Passons maintenant à l'observation en milieu aqueux, comme décrite dans l'ouvrage de Coupin. Je suis les instructions comme un livre de recette. Sur une lame de verre, je dépose une goutte d'eau dans laquelle je place un petit prélèvement de moisissure et je recouvre délicatement d'une lamelle. Je place le tout sous l'oculaire de la loupe, au zoom 2,5X.
On voit très bien les sporocystophores, réunis à leur base au niveau du rhizoïde et se terminant par un sporocyste. Au centre du sporocyste on voit une zone sphérique claire, la columelle, surmontée par une chevelure noire, les spores. Deux grosses bulles d'air ont été emprisonnées par la moisissure.

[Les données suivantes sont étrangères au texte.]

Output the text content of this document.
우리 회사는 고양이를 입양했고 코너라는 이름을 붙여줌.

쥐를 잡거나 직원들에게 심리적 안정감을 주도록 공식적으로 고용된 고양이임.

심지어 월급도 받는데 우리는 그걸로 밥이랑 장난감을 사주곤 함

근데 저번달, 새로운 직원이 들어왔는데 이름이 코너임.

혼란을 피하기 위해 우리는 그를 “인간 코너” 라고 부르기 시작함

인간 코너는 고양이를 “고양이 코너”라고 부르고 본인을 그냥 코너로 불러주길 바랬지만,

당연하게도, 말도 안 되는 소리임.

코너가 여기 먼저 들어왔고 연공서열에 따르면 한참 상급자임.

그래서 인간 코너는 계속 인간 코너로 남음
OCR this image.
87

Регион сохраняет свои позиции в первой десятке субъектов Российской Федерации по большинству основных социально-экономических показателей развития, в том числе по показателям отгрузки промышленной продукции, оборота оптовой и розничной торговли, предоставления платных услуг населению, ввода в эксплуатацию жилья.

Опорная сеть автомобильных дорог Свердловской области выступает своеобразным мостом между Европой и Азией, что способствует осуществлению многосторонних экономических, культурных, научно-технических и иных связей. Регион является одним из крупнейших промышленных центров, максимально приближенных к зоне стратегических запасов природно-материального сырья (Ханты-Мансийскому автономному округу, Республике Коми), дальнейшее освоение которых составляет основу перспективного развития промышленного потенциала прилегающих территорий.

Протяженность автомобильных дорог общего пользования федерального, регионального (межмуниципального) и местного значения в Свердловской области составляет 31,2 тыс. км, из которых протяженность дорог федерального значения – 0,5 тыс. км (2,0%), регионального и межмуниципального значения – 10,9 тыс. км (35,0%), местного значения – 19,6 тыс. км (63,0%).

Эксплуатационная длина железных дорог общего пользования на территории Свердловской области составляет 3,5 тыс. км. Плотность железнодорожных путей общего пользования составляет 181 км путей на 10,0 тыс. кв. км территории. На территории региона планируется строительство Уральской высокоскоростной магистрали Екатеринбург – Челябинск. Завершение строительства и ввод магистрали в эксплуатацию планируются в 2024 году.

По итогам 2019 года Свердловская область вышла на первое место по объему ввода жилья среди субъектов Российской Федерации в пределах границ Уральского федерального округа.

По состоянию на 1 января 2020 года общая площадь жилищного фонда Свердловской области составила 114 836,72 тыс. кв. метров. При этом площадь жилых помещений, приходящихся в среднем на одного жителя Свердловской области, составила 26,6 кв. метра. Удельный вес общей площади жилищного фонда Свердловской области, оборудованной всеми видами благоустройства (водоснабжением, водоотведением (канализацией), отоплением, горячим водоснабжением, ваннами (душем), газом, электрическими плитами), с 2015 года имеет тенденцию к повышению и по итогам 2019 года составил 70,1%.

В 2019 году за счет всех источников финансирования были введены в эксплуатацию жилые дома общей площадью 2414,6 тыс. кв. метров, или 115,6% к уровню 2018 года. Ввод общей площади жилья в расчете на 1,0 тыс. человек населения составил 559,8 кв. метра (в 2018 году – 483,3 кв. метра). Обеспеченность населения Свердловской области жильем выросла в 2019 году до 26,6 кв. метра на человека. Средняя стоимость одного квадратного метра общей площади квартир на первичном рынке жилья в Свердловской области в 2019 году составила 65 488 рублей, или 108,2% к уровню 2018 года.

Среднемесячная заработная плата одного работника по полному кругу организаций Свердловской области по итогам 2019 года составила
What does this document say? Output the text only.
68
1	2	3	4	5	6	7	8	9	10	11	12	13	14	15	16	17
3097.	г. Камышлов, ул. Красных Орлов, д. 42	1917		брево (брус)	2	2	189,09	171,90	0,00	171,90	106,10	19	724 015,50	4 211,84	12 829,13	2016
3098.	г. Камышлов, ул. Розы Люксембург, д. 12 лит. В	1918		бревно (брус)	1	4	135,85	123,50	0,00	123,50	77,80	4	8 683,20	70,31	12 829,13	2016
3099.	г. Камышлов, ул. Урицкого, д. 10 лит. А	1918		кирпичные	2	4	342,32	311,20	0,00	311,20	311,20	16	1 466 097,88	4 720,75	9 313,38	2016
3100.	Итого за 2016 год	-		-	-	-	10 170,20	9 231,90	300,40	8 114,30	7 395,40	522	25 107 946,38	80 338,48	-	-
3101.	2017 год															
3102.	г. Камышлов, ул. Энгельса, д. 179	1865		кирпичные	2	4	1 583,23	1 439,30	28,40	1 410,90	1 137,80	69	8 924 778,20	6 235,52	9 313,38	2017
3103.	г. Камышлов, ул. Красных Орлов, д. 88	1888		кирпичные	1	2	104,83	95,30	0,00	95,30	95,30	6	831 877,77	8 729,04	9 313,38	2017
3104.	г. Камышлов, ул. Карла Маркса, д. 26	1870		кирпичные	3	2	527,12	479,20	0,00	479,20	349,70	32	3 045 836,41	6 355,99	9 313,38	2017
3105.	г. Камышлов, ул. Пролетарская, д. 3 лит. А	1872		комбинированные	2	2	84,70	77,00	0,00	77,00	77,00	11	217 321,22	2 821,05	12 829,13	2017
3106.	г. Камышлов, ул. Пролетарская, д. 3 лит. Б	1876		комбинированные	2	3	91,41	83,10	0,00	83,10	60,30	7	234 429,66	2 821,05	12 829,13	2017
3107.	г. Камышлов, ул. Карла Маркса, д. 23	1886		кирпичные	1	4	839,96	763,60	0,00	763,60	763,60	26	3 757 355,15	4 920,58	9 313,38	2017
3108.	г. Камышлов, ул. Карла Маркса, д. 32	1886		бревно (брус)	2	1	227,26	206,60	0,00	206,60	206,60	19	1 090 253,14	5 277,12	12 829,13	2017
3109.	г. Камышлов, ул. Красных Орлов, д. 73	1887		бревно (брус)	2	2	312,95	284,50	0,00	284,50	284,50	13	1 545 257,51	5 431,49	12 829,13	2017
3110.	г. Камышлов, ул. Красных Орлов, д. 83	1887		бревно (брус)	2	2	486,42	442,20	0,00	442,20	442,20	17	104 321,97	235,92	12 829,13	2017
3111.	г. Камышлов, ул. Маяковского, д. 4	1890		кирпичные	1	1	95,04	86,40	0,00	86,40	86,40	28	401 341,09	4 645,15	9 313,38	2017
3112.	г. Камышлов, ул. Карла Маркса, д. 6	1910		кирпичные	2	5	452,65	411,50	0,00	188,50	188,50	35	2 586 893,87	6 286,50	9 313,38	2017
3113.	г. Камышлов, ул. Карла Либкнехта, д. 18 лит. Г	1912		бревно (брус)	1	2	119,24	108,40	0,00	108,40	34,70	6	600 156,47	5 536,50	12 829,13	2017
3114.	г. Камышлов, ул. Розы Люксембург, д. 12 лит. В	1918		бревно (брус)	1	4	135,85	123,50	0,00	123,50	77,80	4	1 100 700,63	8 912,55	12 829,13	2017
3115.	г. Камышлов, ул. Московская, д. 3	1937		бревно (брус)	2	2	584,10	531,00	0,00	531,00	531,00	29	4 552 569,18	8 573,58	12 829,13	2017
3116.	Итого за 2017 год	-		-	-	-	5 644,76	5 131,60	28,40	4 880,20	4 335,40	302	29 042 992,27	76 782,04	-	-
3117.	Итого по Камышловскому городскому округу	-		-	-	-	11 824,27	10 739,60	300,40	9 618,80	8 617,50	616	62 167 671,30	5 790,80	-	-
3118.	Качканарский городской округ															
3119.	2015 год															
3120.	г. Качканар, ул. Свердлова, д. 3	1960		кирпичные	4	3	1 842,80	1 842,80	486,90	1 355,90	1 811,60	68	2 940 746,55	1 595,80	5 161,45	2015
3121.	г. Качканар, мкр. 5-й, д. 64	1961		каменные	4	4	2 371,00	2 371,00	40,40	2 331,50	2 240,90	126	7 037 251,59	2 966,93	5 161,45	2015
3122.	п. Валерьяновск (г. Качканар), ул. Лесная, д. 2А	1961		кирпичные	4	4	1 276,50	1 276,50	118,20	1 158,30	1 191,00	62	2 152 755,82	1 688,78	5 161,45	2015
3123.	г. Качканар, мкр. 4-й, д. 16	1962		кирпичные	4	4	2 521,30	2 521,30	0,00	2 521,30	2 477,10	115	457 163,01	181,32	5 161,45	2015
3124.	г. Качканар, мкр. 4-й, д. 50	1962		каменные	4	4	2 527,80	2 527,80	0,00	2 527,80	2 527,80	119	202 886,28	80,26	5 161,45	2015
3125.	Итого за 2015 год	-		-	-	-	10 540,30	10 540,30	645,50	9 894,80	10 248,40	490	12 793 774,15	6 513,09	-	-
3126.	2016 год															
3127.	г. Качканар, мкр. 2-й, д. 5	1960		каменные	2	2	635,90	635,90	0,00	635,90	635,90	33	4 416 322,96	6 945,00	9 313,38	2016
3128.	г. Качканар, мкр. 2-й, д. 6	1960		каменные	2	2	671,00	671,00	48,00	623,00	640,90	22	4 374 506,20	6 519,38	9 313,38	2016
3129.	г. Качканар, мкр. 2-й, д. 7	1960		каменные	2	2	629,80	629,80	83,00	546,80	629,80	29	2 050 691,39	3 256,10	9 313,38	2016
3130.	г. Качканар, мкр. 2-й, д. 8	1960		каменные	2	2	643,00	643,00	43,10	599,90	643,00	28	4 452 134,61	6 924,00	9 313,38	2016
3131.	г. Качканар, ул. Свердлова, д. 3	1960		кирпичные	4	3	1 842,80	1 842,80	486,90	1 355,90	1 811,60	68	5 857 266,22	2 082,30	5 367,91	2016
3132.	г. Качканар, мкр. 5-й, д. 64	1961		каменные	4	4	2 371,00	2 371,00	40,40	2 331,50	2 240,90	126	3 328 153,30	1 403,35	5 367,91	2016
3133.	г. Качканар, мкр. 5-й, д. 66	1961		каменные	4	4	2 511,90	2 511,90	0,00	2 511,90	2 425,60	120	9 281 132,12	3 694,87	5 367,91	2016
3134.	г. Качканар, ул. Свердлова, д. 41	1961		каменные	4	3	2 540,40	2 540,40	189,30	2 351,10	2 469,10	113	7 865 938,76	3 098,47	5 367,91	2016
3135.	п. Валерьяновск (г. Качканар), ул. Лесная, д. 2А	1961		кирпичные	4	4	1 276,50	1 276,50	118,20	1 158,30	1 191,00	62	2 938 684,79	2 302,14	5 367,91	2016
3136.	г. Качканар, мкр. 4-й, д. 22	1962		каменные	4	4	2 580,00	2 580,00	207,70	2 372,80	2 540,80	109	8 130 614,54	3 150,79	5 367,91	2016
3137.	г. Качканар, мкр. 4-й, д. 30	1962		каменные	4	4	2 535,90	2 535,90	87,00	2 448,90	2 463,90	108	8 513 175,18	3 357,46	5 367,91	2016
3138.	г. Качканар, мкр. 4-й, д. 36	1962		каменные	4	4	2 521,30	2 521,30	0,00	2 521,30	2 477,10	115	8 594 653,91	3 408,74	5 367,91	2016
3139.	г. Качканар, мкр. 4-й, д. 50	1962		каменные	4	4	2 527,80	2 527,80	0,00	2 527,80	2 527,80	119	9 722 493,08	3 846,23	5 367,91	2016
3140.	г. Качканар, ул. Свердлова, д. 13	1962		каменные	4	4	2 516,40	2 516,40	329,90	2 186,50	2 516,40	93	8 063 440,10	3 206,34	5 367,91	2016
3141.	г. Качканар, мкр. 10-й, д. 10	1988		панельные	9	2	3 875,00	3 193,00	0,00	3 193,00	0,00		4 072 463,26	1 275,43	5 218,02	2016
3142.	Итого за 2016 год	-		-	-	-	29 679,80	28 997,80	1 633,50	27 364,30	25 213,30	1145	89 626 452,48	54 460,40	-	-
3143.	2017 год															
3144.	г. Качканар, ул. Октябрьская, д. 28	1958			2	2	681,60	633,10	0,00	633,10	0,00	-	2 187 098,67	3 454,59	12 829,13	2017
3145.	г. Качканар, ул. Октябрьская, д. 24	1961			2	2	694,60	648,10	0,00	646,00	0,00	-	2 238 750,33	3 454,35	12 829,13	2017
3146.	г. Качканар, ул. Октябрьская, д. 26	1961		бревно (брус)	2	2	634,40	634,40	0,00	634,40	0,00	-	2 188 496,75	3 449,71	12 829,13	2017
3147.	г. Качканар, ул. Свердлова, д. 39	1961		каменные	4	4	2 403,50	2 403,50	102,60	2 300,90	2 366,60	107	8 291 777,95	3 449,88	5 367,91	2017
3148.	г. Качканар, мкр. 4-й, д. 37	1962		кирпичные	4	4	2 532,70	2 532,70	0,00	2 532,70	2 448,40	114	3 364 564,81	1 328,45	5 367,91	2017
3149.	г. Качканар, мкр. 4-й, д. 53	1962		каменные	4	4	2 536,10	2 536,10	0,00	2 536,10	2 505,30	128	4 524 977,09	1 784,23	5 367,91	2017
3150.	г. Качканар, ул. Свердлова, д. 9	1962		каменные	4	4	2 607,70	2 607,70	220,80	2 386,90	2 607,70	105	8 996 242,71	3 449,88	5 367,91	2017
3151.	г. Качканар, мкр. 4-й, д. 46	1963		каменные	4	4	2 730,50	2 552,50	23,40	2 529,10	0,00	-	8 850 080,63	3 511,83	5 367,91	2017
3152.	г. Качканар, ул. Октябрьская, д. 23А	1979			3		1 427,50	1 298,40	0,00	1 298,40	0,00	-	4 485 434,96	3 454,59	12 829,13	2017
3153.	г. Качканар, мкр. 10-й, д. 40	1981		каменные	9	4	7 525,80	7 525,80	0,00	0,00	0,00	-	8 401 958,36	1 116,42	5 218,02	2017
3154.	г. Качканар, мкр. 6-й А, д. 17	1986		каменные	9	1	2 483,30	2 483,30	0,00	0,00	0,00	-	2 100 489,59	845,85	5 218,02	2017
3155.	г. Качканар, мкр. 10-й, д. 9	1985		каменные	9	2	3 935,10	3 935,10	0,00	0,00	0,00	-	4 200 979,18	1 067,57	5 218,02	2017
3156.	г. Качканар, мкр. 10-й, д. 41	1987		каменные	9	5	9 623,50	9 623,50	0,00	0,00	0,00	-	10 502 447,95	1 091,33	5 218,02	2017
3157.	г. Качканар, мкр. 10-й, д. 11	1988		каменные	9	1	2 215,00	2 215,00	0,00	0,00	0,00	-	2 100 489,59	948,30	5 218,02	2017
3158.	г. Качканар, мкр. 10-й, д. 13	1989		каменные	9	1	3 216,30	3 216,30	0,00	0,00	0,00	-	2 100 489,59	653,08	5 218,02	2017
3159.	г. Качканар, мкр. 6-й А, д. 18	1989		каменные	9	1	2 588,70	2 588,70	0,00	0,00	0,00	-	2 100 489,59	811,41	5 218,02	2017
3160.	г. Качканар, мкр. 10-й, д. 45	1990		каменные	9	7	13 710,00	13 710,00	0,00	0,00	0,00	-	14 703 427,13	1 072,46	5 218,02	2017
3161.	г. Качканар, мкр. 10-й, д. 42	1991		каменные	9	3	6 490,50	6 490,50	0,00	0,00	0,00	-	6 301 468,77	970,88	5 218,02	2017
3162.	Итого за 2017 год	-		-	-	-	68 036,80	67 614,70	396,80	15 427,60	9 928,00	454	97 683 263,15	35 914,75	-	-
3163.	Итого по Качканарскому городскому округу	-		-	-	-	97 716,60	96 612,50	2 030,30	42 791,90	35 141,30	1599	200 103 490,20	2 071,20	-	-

Toujours à la loupe binoculaire, au zoom maximal (4,5X) :
- le "racines" du rhizoïde en haut à gauche ;
- le sporocystophore, sur la diagonale de l'image, de couleur marron et dont la teinte s'éclaircit au fur et à mesure qu'on s'éloigne du rhizoïde ;
- le sporocyste en bas à droite, avec la sphère claire de la columelle au centre. Elle contient une zone sombre en son sein. Tout autour, les spores. La membrane externe du sporocyste ne semble pas rompue.




Je passe la lame sous l'objectif 4X du microscope. Le grossissement le plus faible du microscope est quasiment le même que le plus fort grossissement de la loupe et donne une image plus nette. On retrouve les même structures. Les filaments des stolons sont blancs alors que ceux des sporocystophores sont bruns. On voit que la zone sombre visible au centre des columelles est en réalité un amas de spores.




Les filaments mycéliens sont clairs. Leur couleur s'assombrit par intermittence. Ils se ramifient par endroits. Le fond de la lame est parsemé de spores (photo au microscope, objectif 4X).




Deux sporocystes à l'objectif 10X. Le fond du champ est parsemé de spores. On voit un stolon passer en arrière, transparent comme un tube de verre.




Détail d'un rhizoïde à l'objectif 10X. On voit bien les ramifications qui ressemblent beaucoup aux racines d'une plante. Mais à la différence de racines, le rhizoïde n'a aucun rôle nutritionnel et ne sert qu'à fixer le mycélium au substrat. Quatre sporocystophores, de couleur brune, partent vers le haut. Une 5ème branche, part en haut à droite, sans coloration. C'est un stolon. Il y a une grosse bulle d'air sur la droite.




Quelques filaments mycéliens, toujours sous l'objectif 10X. On voit qu'ils se ramifient. Ils n'ont pas de couleur particulière mais semblent contenir une substance qui est plus foncée par endroits.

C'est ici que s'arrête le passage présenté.